A direção nacional do PT decidiu intervir na disputa pela presidência do diretório estadual de Minas Gerais, agendando uma nova votação para o próximo domingo, dia 13. A medida ocorre após a impugnação da candidatura da deputada Dandara Tonantzin, que foi contestada por inadimplência.
A decisão foi anunciada pelo presidente interino do partido, senador Humberto Costa, que criticou a judicialização do processo. Ele afirmou que essa estratégia é “completamente inaceitável” e que a intervenção busca garantir a celeridade nas eleições internas. O novo cronograma eleitoral foi publicado, centralizando a condução da votação no Diretório Nacional.
A impugnação de Dandara gerou descontentamento na cúpula do PT, que havia orientado os filiados a evitar ações judiciais. O Tribunal de Justiça do Distrito Federal e Territórios (TJDFT) reconheceu a validade da impugnação, afirmando que a deputada não comprovou a regularização de sua dívida de campanha. O banco envolvido não reconheceu qualquer erro em relação ao pagamento.
Desdobramentos da Disputa
A intervenção da direção nacional ocorre em um momento delicado, com disputas internas entre alas do partido. Dandara, aliada do deputado Reginaldo Lopes, enfrenta a deputada estadual Leninha, que conta com o apoio da ministra da Igualdade Racial, Macaé Evaristo. Apesar da derrota judicial, aliados de Dandara tentam buscar uma solução política em reunião marcada para esta terça-feira.

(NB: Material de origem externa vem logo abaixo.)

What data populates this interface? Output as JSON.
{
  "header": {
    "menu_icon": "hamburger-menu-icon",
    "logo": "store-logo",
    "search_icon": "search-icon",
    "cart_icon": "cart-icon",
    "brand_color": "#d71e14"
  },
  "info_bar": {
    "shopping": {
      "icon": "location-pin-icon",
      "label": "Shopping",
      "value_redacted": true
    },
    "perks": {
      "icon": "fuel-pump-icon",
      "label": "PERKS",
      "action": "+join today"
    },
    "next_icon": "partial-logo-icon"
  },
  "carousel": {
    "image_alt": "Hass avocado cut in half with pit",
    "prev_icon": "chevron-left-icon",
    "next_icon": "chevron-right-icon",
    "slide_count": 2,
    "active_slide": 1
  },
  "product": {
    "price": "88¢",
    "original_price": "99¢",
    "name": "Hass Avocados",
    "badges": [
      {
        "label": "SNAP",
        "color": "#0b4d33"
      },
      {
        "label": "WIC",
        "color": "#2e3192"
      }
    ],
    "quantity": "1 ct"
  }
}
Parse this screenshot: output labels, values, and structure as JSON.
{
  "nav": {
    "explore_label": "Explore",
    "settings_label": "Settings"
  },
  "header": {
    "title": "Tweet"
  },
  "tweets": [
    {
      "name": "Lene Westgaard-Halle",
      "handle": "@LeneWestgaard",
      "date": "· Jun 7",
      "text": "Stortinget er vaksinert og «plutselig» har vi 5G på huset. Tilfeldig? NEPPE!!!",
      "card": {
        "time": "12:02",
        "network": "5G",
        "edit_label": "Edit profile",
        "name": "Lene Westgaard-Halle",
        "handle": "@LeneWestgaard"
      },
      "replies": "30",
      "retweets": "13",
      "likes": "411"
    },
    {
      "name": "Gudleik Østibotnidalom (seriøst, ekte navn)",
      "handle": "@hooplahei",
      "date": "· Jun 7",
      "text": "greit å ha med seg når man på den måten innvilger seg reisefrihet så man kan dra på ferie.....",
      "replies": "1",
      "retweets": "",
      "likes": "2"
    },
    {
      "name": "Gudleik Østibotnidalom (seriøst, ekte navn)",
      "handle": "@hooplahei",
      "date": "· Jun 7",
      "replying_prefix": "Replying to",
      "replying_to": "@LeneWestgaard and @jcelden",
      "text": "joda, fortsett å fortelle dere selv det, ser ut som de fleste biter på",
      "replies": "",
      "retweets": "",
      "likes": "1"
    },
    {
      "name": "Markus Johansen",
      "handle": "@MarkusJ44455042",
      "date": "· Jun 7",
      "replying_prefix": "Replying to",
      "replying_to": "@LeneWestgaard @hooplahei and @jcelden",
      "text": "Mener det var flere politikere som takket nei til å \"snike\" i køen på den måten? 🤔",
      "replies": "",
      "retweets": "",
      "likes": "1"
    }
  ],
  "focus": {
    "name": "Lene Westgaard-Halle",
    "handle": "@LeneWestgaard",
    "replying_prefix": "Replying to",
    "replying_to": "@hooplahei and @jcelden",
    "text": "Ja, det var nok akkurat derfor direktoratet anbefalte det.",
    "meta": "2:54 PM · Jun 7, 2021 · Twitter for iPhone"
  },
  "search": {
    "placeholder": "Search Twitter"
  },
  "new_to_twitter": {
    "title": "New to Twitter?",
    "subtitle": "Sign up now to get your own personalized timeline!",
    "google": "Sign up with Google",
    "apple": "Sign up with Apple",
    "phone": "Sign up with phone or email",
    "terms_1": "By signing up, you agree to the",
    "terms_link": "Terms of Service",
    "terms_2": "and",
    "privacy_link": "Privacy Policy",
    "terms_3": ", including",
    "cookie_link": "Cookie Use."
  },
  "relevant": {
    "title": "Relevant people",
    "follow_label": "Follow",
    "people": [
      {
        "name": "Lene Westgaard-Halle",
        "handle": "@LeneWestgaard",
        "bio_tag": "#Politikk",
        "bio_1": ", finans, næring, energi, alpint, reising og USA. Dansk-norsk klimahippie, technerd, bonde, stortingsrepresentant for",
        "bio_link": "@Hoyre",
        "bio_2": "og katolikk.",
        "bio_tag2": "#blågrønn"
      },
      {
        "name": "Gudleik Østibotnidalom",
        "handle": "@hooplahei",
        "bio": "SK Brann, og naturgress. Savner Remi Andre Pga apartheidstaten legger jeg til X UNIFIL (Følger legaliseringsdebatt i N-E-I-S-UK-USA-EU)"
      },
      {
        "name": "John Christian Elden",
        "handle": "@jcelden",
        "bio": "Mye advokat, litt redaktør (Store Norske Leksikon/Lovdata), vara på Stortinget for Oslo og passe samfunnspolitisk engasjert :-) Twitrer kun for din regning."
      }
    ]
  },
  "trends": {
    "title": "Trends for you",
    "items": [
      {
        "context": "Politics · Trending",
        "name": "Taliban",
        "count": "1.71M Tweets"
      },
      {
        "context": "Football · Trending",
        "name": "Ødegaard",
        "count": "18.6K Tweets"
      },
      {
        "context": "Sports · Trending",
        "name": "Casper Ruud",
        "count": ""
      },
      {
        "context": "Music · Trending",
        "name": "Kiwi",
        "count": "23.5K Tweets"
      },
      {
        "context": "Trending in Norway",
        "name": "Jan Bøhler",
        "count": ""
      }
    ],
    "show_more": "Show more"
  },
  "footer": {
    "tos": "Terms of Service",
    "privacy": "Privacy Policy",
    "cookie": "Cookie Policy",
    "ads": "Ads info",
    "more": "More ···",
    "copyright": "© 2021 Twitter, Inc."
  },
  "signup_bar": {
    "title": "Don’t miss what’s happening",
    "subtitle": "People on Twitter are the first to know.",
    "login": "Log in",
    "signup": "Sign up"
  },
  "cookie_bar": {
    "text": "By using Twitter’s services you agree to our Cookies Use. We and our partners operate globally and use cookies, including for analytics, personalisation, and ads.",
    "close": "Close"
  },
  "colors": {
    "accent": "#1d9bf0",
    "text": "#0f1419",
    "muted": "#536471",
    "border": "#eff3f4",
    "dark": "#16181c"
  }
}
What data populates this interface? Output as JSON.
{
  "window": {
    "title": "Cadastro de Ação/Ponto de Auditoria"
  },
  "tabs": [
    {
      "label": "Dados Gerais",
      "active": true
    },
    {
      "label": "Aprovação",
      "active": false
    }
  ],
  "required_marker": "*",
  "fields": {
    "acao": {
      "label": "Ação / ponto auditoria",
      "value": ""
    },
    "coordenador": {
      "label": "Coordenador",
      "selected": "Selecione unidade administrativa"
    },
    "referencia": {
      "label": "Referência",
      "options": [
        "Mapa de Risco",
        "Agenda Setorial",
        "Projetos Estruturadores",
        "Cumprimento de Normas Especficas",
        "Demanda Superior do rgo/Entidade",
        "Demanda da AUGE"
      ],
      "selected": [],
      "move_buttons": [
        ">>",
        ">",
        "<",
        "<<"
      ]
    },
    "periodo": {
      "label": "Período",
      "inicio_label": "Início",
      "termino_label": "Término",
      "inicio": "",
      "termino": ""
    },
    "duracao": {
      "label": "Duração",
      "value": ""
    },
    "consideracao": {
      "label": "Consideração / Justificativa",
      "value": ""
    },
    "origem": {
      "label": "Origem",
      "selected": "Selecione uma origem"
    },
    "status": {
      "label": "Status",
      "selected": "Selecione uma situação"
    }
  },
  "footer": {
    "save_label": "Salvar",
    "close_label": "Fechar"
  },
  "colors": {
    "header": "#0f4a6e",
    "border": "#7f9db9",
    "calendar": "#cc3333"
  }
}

Caso não haja acordo, a possibilidade de nova judicialização pode adiar ainda mais o processo eleitoral em Minas Gerais. Enquanto isso, o novo presidente nacional do PT já foi definido: Edinho Silva, que conquistou 73% dos votos apurados até agora, mesmo sem os votos mineiros, que representam cerca de 10% do colégio eleitoral do partido.